The discovery sessions for cars brought up some very strong emotions. People came to me after the third hour to say that memories brought them to tears, filled them with joy, or even made them extremely uncomfortable. This is not unusual. In fact, some form of this happens at nearly every discovery session I do—even the ones for office products and toilet paper.

Emotions are the keys to learning, the keys to imprinting. The stronger the emotion, the more clearly the experience is learned. Think again of that child and the hot pan. Emotions create a series of mental connections (I call them mental highways) that are reinforced by repetition. These mental highways condition us to see the world in predictable ways. They are the path from our experience with the world (such as touching a hot pan) to a useful approach to the world (avoiding all hot things in the future).

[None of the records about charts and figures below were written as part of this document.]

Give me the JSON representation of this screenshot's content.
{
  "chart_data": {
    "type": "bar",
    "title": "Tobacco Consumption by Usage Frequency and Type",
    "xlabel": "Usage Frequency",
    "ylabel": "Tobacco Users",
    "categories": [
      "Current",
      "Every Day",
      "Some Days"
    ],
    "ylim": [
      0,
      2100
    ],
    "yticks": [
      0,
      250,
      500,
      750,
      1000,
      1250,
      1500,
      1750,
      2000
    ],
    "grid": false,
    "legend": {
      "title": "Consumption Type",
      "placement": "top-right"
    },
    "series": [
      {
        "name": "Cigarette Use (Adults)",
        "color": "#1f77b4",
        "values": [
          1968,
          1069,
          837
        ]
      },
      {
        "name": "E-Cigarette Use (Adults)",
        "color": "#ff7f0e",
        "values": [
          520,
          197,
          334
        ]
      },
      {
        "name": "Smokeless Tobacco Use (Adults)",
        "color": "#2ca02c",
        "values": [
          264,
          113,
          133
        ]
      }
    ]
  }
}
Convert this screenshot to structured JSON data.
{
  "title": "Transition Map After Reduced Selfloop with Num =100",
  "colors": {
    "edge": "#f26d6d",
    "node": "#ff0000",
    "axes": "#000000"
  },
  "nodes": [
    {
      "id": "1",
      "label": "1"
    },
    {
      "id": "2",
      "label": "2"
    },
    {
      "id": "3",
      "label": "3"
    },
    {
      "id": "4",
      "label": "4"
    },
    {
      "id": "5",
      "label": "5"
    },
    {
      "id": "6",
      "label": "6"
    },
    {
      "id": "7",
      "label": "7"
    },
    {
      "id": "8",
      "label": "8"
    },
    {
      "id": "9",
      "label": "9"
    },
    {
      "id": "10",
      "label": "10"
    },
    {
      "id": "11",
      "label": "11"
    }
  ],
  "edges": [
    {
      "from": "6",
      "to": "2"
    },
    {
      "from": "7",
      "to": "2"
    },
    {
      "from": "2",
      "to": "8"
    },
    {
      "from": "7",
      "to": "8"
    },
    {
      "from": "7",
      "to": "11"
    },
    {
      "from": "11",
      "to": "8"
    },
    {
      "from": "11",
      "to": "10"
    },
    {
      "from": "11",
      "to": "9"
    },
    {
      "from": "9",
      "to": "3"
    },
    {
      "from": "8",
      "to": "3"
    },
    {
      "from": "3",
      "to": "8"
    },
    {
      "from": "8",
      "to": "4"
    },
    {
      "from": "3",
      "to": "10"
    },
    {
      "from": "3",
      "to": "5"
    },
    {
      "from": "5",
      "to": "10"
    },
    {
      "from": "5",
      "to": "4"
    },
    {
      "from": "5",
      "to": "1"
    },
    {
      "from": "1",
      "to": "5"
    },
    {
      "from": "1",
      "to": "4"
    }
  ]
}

We do the overwhelming majority of our learning when we are children. By the time we are seven, most of our mental highways have been constructed. But emotion continues to provide us with new imprints throughout our lives. Most Americans of the Boomer generation can remember where they were and what they were doing when they learned of the assassination of John F. Kennedy. Most Americans alive today can vividly relive the experience of watching the World Trade Center towers fall. This is because these experiences are so emotionally powerful that they are effectively seared onto our brains. We will never forget them, and the simple mention of the topic sends us back to that moment when we imprinted it.

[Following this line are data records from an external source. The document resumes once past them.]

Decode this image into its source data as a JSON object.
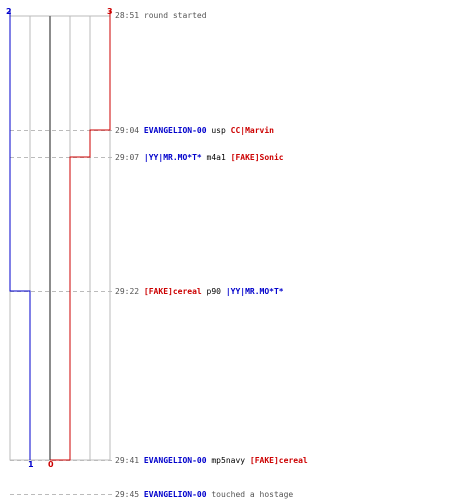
{
  "colors": {
    "team_a": "#0000cc",
    "team_b": "#cc0000",
    "grid": "#bbbbbb",
    "center": "#666666",
    "dash": "#bbbbbb"
  },
  "counts": {
    "a_start": "2",
    "b_start": "3",
    "a_end": "1",
    "b_end": "0"
  },
  "events": [
    {
      "time": "28:51",
      "parts": [
        {
          "t": "round started",
          "c": "plain"
        }
      ]
    },
    {
      "time": "29:04",
      "parts": [
        {
          "t": "EVANGELION-00",
          "c": "blue"
        },
        {
          "t": " usp ",
          "c": "weap"
        },
        {
          "t": "CC|Marvin",
          "c": "red"
        }
      ]
    },
    {
      "time": "29:07",
      "parts": [
        {
          "t": "|YY|MR.MO*T*",
          "c": "blue"
        },
        {
          "t": " m4a1 ",
          "c": "weap"
        },
        {
          "t": "[FAKE]Sonic",
          "c": "red"
        }
      ]
    },
    {
      "time": "29:22",
      "parts": [
        {
          "t": "[FAKE]cereal",
          "c": "red"
        },
        {
          "t": " p90 ",
          "c": "weap"
        },
        {
          "t": "|YY|MR.MO*T*",
          "c": "blue"
        }
      ]
    },
    {
      "time": "29:41",
      "parts": [
        {
          "t": "EVANGELION-00",
          "c": "blue"
        },
        {
          "t": " mp5navy ",
          "c": "weap"
        },
        {
          "t": "[FAKE]cereal",
          "c": "red"
        }
      ]
    },
    {
      "time": "29:45",
      "parts": [
        {
          "t": "EVANGELION-00",
          "c": "blue"
        },
        {
          "t": " touched a hostage",
          "c": "plain"
        }
      ]
    }
  ]
}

In Normandy, peasants have a strange and unpleasant ritual that exhibits an innate understanding of this concept at the same time that it shows a misguided approach to utilizing it. When the first son in a family reaches his seventh birthday, his father takes him out to the land the father owns and walks him to each corner of the property. At each corner, the father beats the child. While the practice is repellent and probably doesn't do much for the father-son bond, it does create a very strong emotional connection for the child to the boundaries of the property. The father knows that having this experience will cause the child to remember forever the bounds of the land he will someday inherit.

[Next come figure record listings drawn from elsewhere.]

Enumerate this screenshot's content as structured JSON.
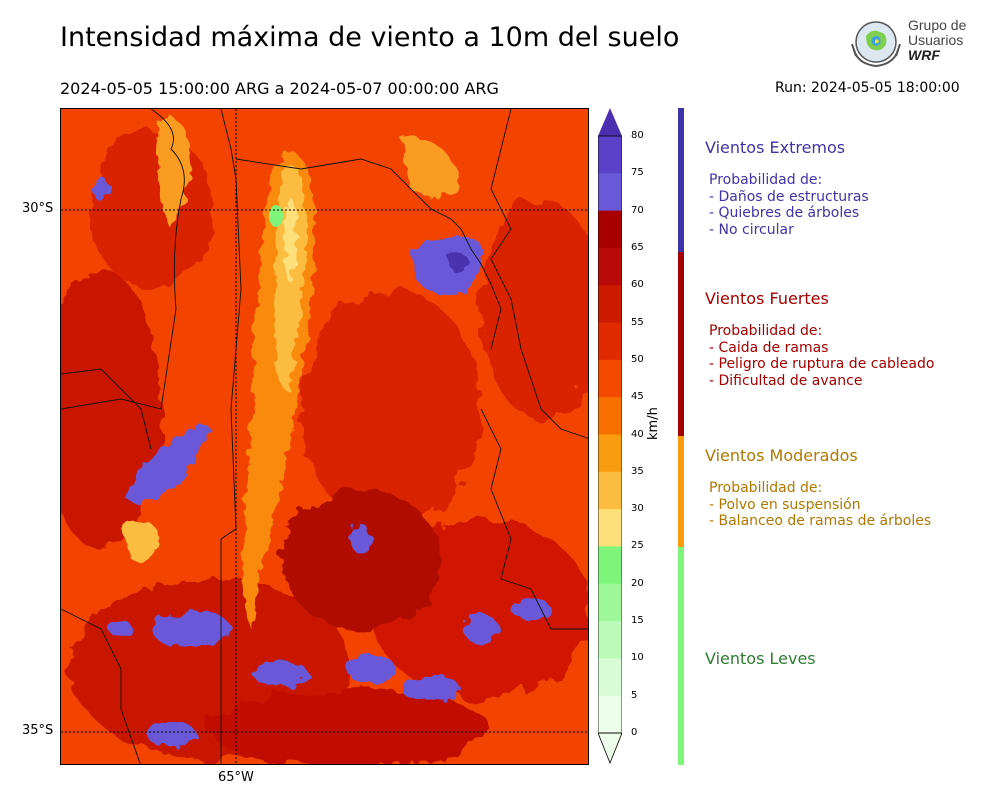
{
  "title": "Intensidad máxima de viento a 10m del suelo",
  "period": "2024-05-05 15:00:00 ARG  a  2024-05-07 00:00:00 ARG",
  "run": "Run: 2024-05-05 18:00:00",
  "logo": {
    "line1": "Grupo de",
    "line2": "Usuarios",
    "line3": "WRF"
  },
  "map": {
    "lat_labels": [
      "30°S",
      "35°S"
    ],
    "lon_labels": [
      "65°W"
    ]
  },
  "colorbar": {
    "unit": "km/h",
    "ticks": [
      "80",
      "75",
      "70",
      "65",
      "60",
      "55",
      "50",
      "45",
      "40",
      "35",
      "30",
      "25",
      "20",
      "15",
      "10",
      "5",
      "0"
    ],
    "colors": [
      "#4a30b0",
      "#5a42c8",
      "#6a58d8",
      "#a80000",
      "#b80808",
      "#cc1a00",
      "#e02a00",
      "#f44a00",
      "#f87000",
      "#fa9c10",
      "#fcbc40",
      "#fde07a",
      "#7ef57a",
      "#9ef89a",
      "#bcfab8",
      "#d8fcd4",
      "#ecfde9"
    ]
  },
  "categories": [
    {
      "title": "Vientos Extremos",
      "color": "#3f33a8",
      "lines": [
        "Probabilidad de:",
        "- Daños de estructuras",
        "- Quiebres de árboles",
        "- No circular"
      ]
    },
    {
      "title": "Vientos Fuertes",
      "color": "#a30000",
      "lines": [
        "Probabilidad de:",
        "- Caida de ramas",
        "- Peligro de ruptura de cableado",
        "- Dificultad de avance"
      ]
    },
    {
      "title": "Vientos Moderados",
      "color": "#b07800",
      "lines": [
        "Probabilidad de:",
        "- Polvo en suspensión",
        "- Balanceo de ramas de árboles"
      ]
    },
    {
      "title": "Vientos Leves",
      "color": "#2e7d32",
      "lines": []
    }
  ]
}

I had my own unforgettable experience with learning an American phrase when I began teaching at Thomas Jefferson College not long after I arrived in this country in the seventies. I had only begun to learn how to speak American English. My class took place in a large, windowless lecture hall, and on the first day, I'd just started to explain my goals for the class when one of the students yelled at me, "Watch out!" I'd never heard the phrase before and therefore had no idea what the student meant. Instantly, my brain searched for some kind of definition. "Watch" meant "look." "Out" could mean "outside." Did the student want me to look outside? I couldn't, though, because there were no windows in the room. Of course, all of this happened in a fraction of a second—after which a part of the ceiling fell on my head and I was suddenly lying on the floor bleeding and waiting for paramedics to arrive.

To say the least, I now know what "watch out" means. In fact, whenever I hear it, I still look toward the ceiling first, just in case it's about to fall on me.